A l’occasion des deux ans de la dernière décision de la Cour internationale de justice concernant l’application, dans la bande de Gaza, de la Convention sur le génocide, la présidente d’Amnesty International France, Anne Savinel-Barras, estime, dans une tribune au « Monde », que la France n’apporte à la justice internationale qu’un soutien de façade.
Le 7 juillet 2025, un avion survole les territoires français, italien et grec. A son bord se trouve un premier ministre en exercice sous mandat d’arrêt de la Cour pénale internationale (CPI), l’Israélien Benyamin Nétanyahou, qui jouit d’une immunité incompréhensible au regard des obligations des Etats parties concernés. Tous les signataires du statut de Rome de 1998, qui a créé la CPI, ont, en effet, l’obligation générale de coopérer avec la Cour, aux termes de son article 86.
Dès lors, la France, comme tout autre Etat signataire, doit, à défaut d’arrêter M. Nétanyahou, ne pas coopérer avec l’Etat hébreu en le laissant entrer dans son espace aérien. Que n’aurait-on dit si le passager de cet appareil avait été le président russe, Vladimir Poutine, ou le chef suprême des talibans, Haibatullah Akhundzada, également poursuivis par la Cour ?

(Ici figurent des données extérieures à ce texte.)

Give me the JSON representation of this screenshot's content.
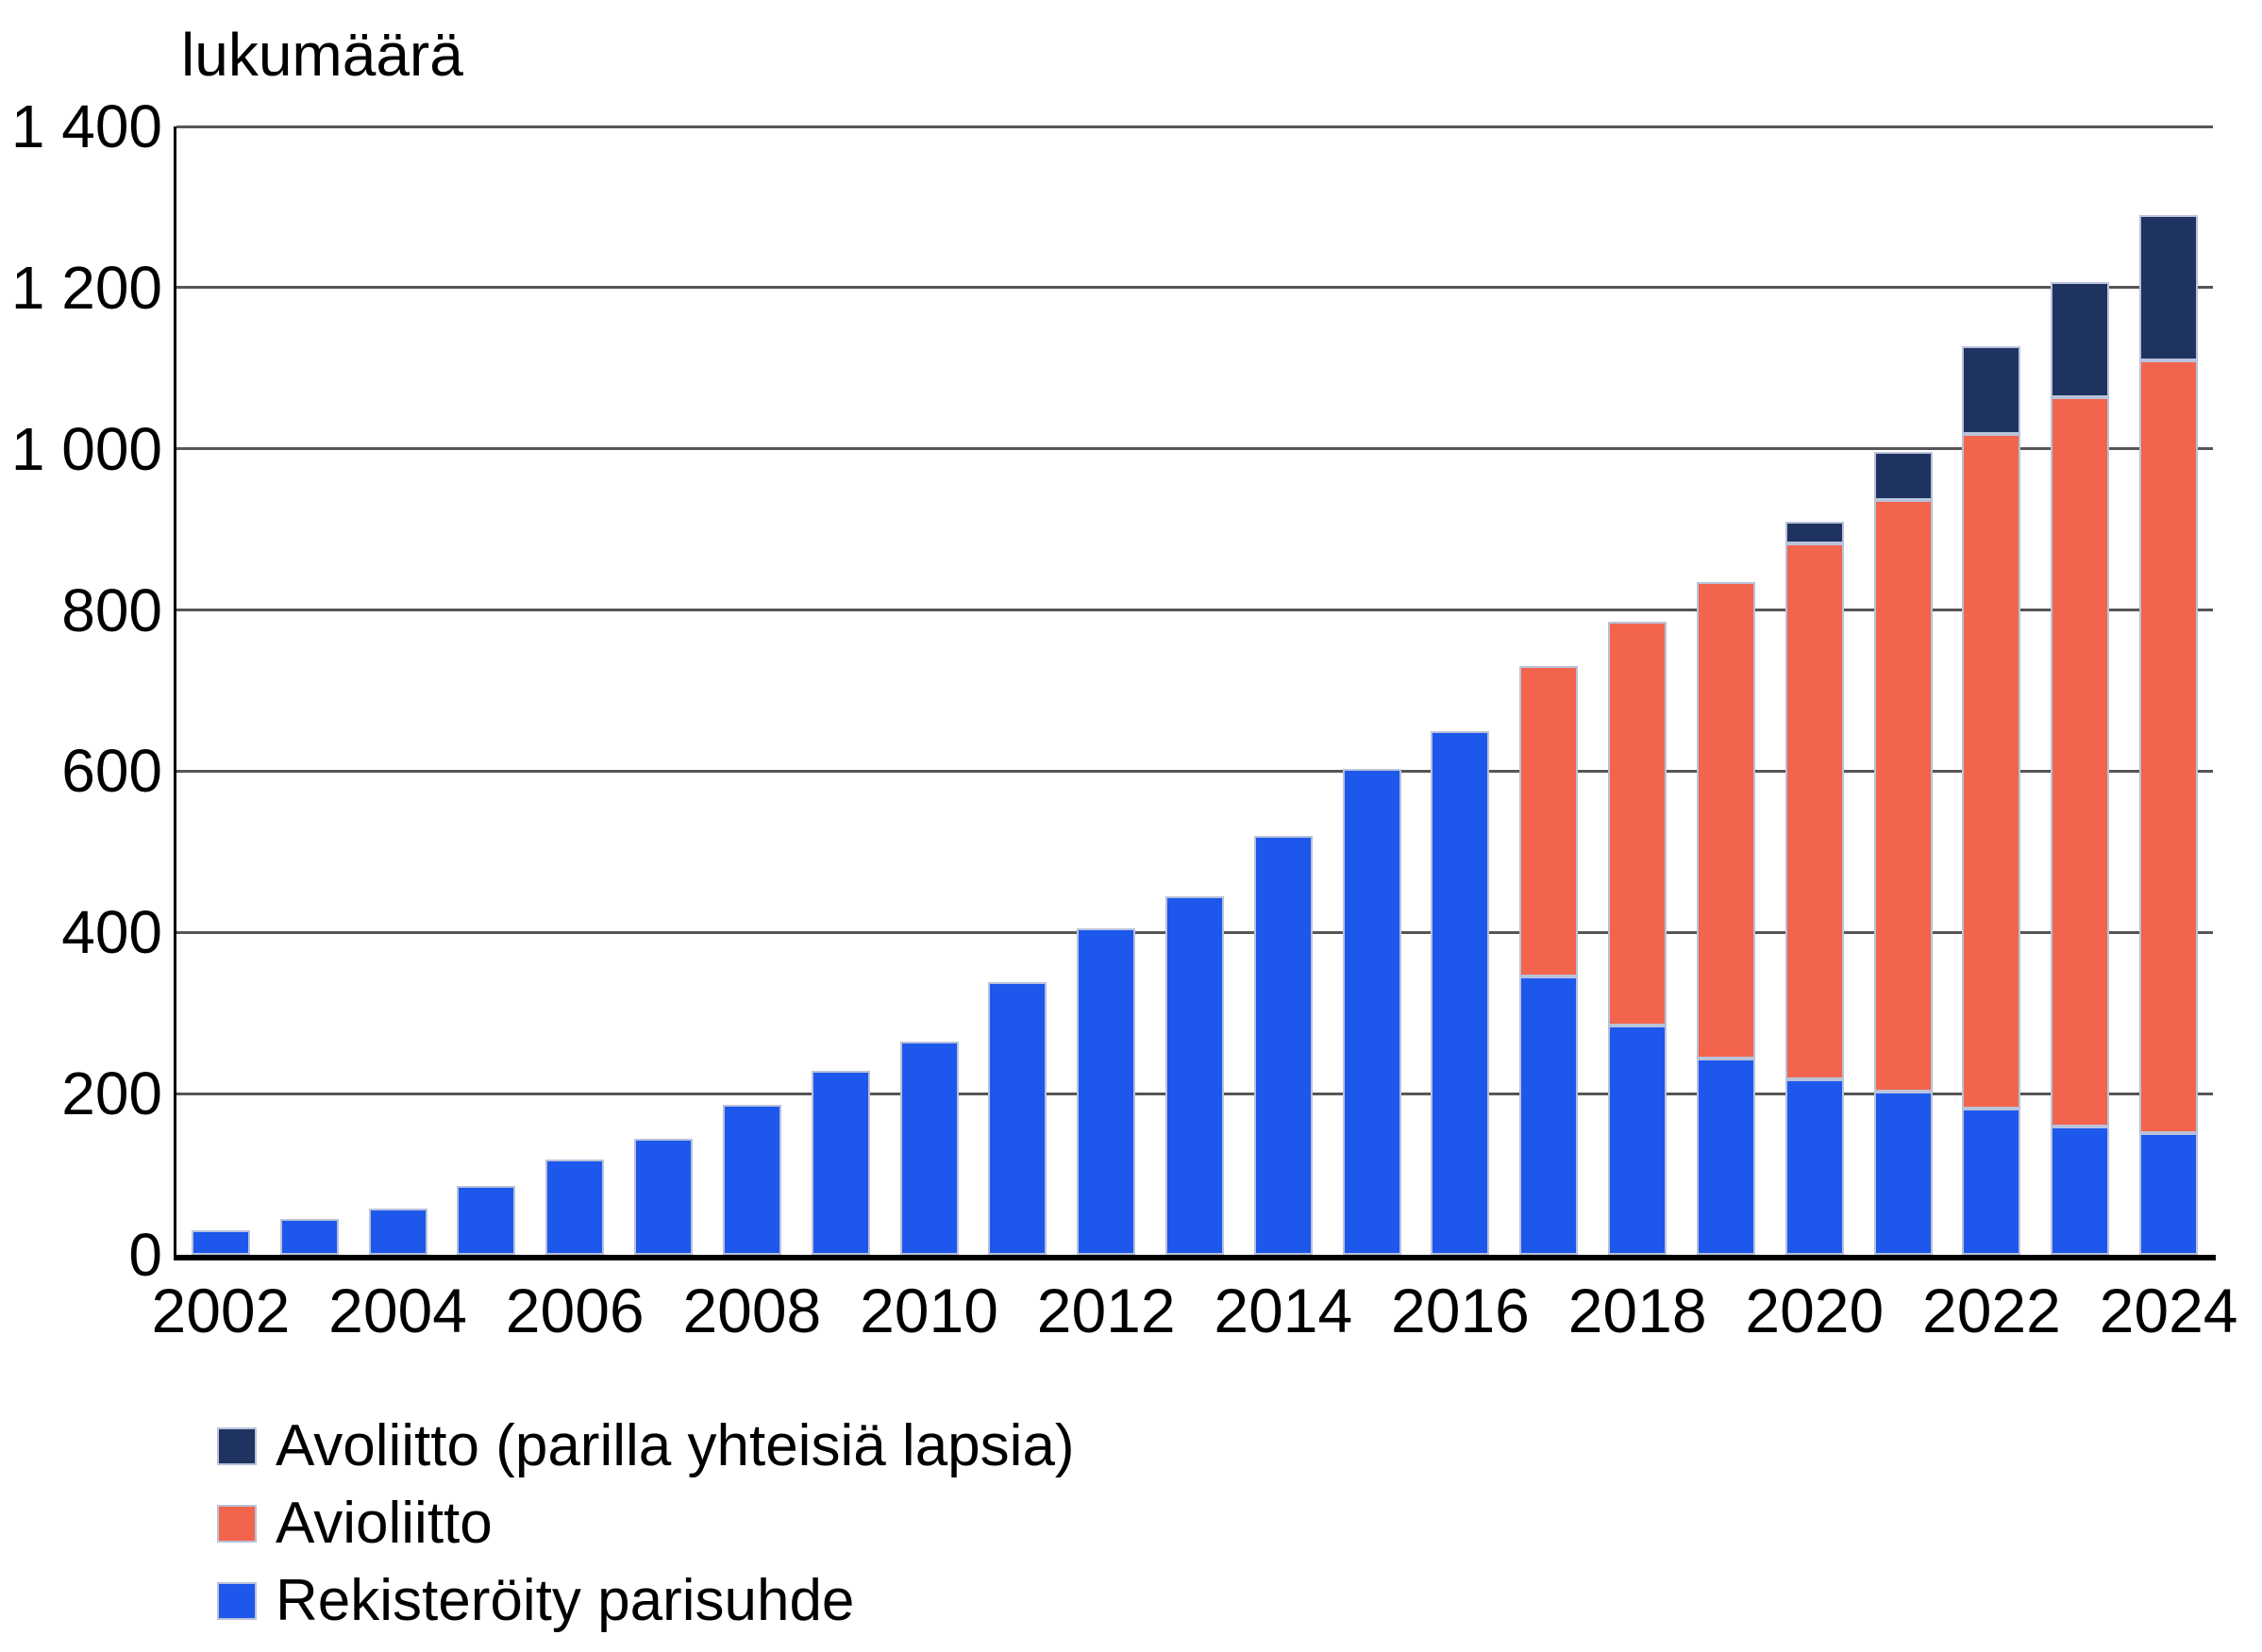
{
  "figure": {
    "background": "#ffffff",
    "axis_unit_label": "lukumäärä"
  },
  "chart_data": {
    "type": "bar",
    "stacked": true,
    "title": "",
    "xlabel": "",
    "ylabel": "lukumäärä",
    "grid": true,
    "gridline_color": "#565656",
    "axis_color": "#000000",
    "bar_outline_color": "#b9c2da",
    "ylim": [
      0,
      1400
    ],
    "y_ticks": [
      {
        "value": 0,
        "label": "0"
      },
      {
        "value": 200,
        "label": "200"
      },
      {
        "value": 400,
        "label": "400"
      },
      {
        "value": 600,
        "label": "600"
      },
      {
        "value": 800,
        "label": "800"
      },
      {
        "value": 1000,
        "label": "1 000"
      },
      {
        "value": 1200,
        "label": "1 200"
      },
      {
        "value": 1400,
        "label": "1 400"
      }
    ],
    "categories": [
      2002,
      2003,
      2004,
      2005,
      2006,
      2007,
      2008,
      2009,
      2010,
      2011,
      2012,
      2013,
      2014,
      2015,
      2016,
      2017,
      2018,
      2019,
      2020,
      2021,
      2022,
      2023,
      2024
    ],
    "x_tick_labels": [
      "2002",
      "2004",
      "2006",
      "2008",
      "2010",
      "2012",
      "2014",
      "2016",
      "2018",
      "2020",
      "2022",
      "2024"
    ],
    "series": [
      {
        "name": "Rekisteröity parisuhde",
        "color": "#1D57EC",
        "values": [
          30,
          45,
          57,
          85,
          118,
          144,
          186,
          228,
          265,
          338,
          405,
          445,
          520,
          603,
          650,
          345,
          285,
          244,
          218,
          203,
          182,
          159,
          151
        ]
      },
      {
        "name": "Avioliitto",
        "color": "#F2654C",
        "values": [
          0,
          0,
          0,
          0,
          0,
          0,
          0,
          0,
          0,
          0,
          0,
          0,
          0,
          0,
          0,
          385,
          500,
          591,
          665,
          733,
          836,
          905,
          959
        ]
      },
      {
        "name": "Avoliitto (parilla yhteisiä lapsia)",
        "color": "#1F3360",
        "values": [
          0,
          0,
          0,
          0,
          0,
          0,
          0,
          0,
          0,
          0,
          0,
          0,
          0,
          0,
          0,
          0,
          0,
          0,
          27,
          60,
          109,
          143,
          180
        ]
      }
    ],
    "legend_position": "bottom-left",
    "legend": [
      {
        "label": "Avoliitto (parilla yhteisiä lapsia)",
        "color": "#1F3360"
      },
      {
        "label": "Avioliitto",
        "color": "#F2654C"
      },
      {
        "label": "Rekisteröity parisuhde",
        "color": "#1D57EC"
      }
    ]
  }
}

C’était alors la troisième fois que la France autorisait le chef du gouvernement israélien à survoler son territoire depuis l’émission du mandat d’arrêt de la CPI contre lui pour crimes de guerre et crimes contre l’humanité, le 21 novembre 2024. Une décision qui, à elle seule, reflète la politique de double standard de la France et d’autres Etats, qui souhaitent appliquer la justice internationale à la carte.
Depuis la troisième ordonnance de la Cour internationale de justice (CIJ), le 24 mai 2024, rien n’a été fait ou presque par les Etats signataires de la Convention pour la prévention et la répression du crime de génocide de 1948 pour prévenir et arrêter les massacres à Gaza. L’aide humanitaire arrive au compte-goutte, la faim est toujours utilisée comme une arme, du matériel de guerre, des biens à double usage et de l’assistance technique continuent d’être fournis à Israël, l’essentiel des infrastructures civiles et médicales est détruit, etc. Les crimes les plus graves se poursuivent, donc, et s’étendent même, selon l’Organisation des Nations unies, à une bonne partie de la Cisjordanie, où elle dit craindre un « nettoyage ethnique ». En toute impunité.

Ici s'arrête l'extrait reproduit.